HCP Inc. (NYSE: HCP) is building The Cove at Oyster Point — more than 800,000 square feet right across 101 from Genesis — and BioMed Realty/Blackstone could begin construction of the 1 million-square-foot Gateway of Pacific. What’s more, Alexandria Real Estate Equities Inc. (NYSE: ARE) will build a nearly 300,000-square-foot, West Coast research-and-development center for Merck & Co.
But the new space is coming on slowly, or it may not be carved out for smaller companies wanting less than 50,000 square feet.

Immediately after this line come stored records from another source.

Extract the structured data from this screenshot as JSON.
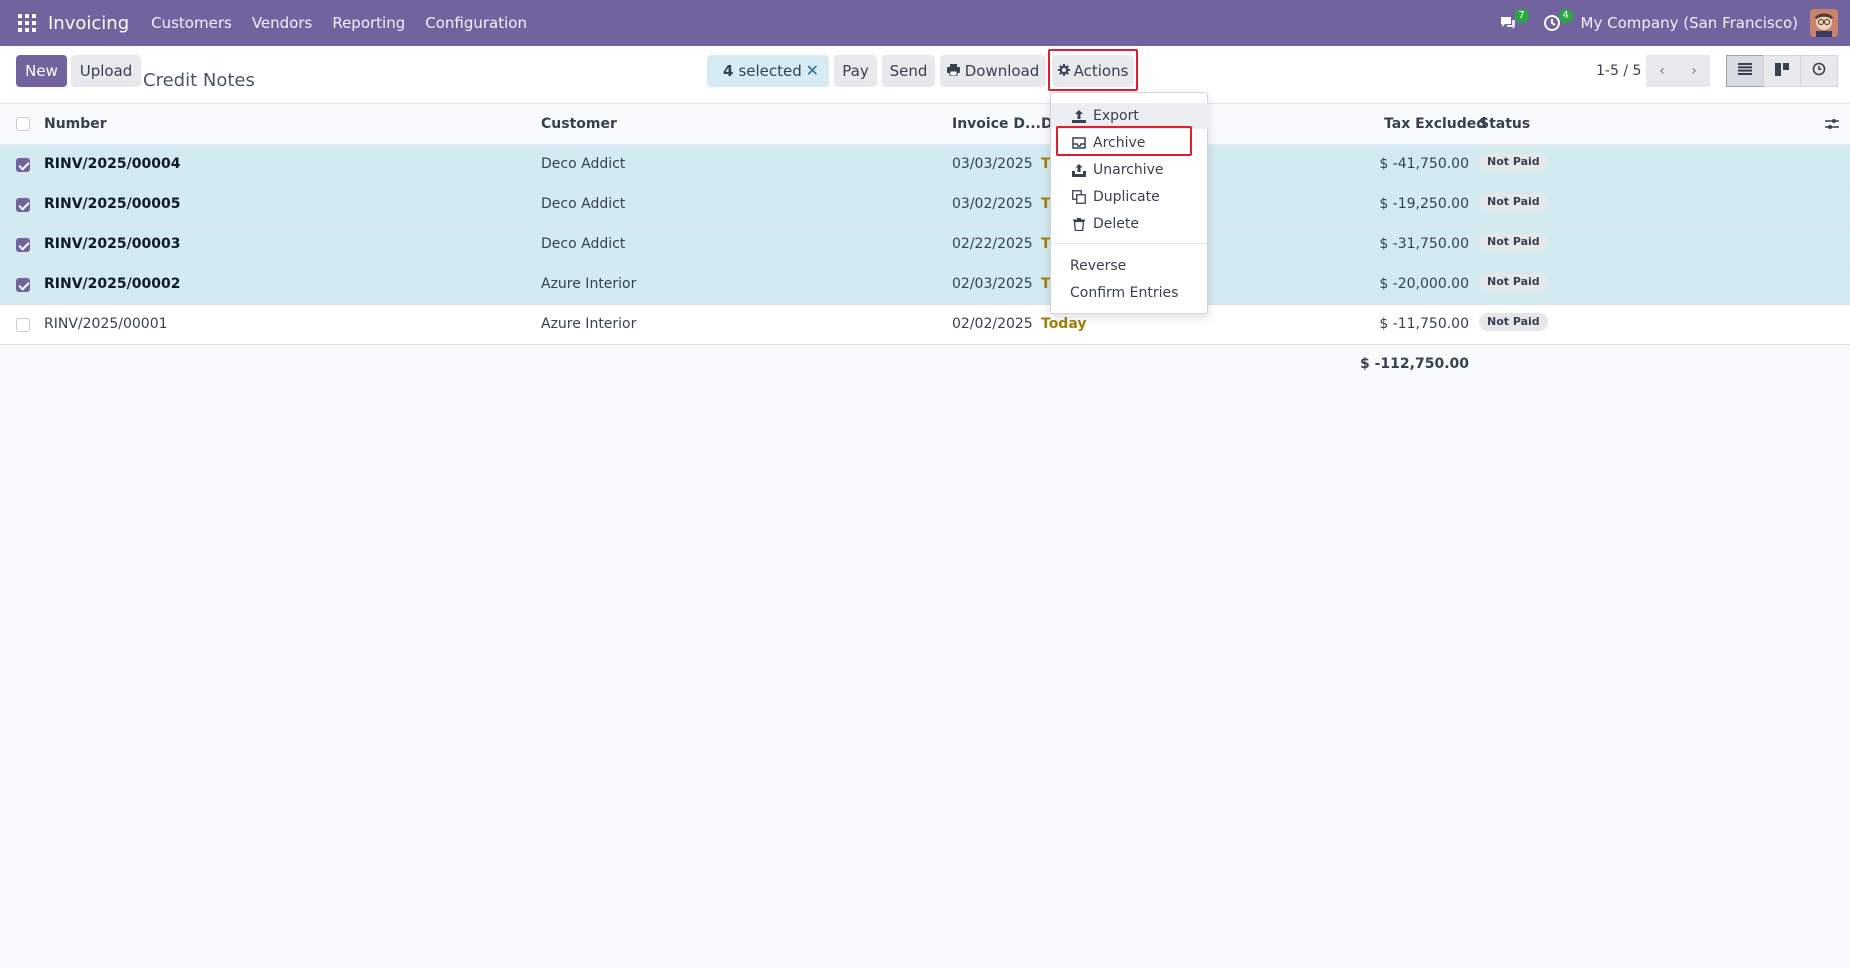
{
  "navbar": {
    "brand": "Invoicing",
    "menu": [
      "Customers",
      "Vendors",
      "Reporting",
      "Configuration"
    ],
    "messages_badge": "7",
    "activities_badge": "4",
    "company": "My Company (San Francisco)"
  },
  "control_panel": {
    "new_label": "New",
    "upload_label": "Upload",
    "title": "Credit Notes",
    "selected_count": "4",
    "selected_label": "selected",
    "pay_label": "Pay",
    "send_label": "Send",
    "download_label": "Download",
    "actions_label": "Actions",
    "pager": "1-5 / 5"
  },
  "table": {
    "headers": {
      "number": "Number",
      "customer": "Customer",
      "invoice_date": "Invoice D...",
      "due": "D",
      "tax_excluded": "Tax Excluded",
      "status": "Status"
    },
    "rows": [
      {
        "number": "RINV/2025/00004",
        "customer": "Deco Addict",
        "date": "03/03/2025",
        "due": "T",
        "amount": "$ -41,750.00",
        "status": "Not Paid",
        "selected": true
      },
      {
        "number": "RINV/2025/00005",
        "customer": "Deco Addict",
        "date": "03/02/2025",
        "due": "T",
        "amount": "$ -19,250.00",
        "status": "Not Paid",
        "selected": true
      },
      {
        "number": "RINV/2025/00003",
        "customer": "Deco Addict",
        "date": "02/22/2025",
        "due": "T",
        "amount": "$ -31,750.00",
        "status": "Not Paid",
        "selected": true
      },
      {
        "number": "RINV/2025/00002",
        "customer": "Azure Interior",
        "date": "02/03/2025",
        "due": "T",
        "amount": "$ -20,000.00",
        "status": "Not Paid",
        "selected": true
      },
      {
        "number": "RINV/2025/00001",
        "customer": "Azure Interior",
        "date": "02/02/2025",
        "due": "Today",
        "amount": "$ -11,750.00",
        "status": "Not Paid",
        "selected": false
      }
    ],
    "total": "$ -112,750.00"
  },
  "actions_menu": {
    "export": "Export",
    "archive": "Archive",
    "unarchive": "Unarchive",
    "duplicate": "Duplicate",
    "delete": "Delete",
    "reverse": "Reverse",
    "confirm_entries": "Confirm Entries"
  },
  "colors": {
    "brand": "#71639e",
    "selected_row": "#d3eaf1",
    "highlight": "#e11d2e",
    "today": "#a57d0a"
  }
}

In the end, Achaogen’s pick of Genesis boiled down to availability and cash: Phase 3 was aggressive with a one-time tenant improvement allowance of more than $5.6 million, or $120 per square foot, said Achaogen Chief Operating Officer Blake Wise. For a young company with an accumulated deficit of more than $200 million and cash, equivalents and short-term investments totaling $61 million at the end of September, that TI figure is no small matter.
“The financial support overall is what stands out,” Wise said.
Phase 3 can be more aggressive with tenant improvements, said leasing manager Becka Studer, because its onsite general contractor, XL Construction, knows the property and is aggressive in getting strong bids.
Achaogen, represented by broker Savills Studley, is the first biotech tenant of the 12-story, 150,000-square-foot tower, taking the entire third floor and part of the fourth floor over 10-1/2 years. It is enough space for 250 employees, though the company now has 100 as it awaits data by the end of this year from two late-stage studies that could launch its antibacterial drug toward Food and Drug Administration approval.
If all goes to Phase 3’s plans, the company will have new neighbors soon after it moves in March: Contract research organization Explora BioLabs Inc. is taking 18,000 square feet. Phase 3 also recently finished work to control building vibrations — an important consideration for lab-intensive tenants — and the landlord will have six suites available in the first quarter.
What’s more, Phase 3 is starting work on a neighboring 21-story tower, which should be completed in 2018. The landlord also plans to build an amenities center, including a hotel, restaurant, gym and auditorium.
“The amenities are important to the culture we’re building,” Wise said.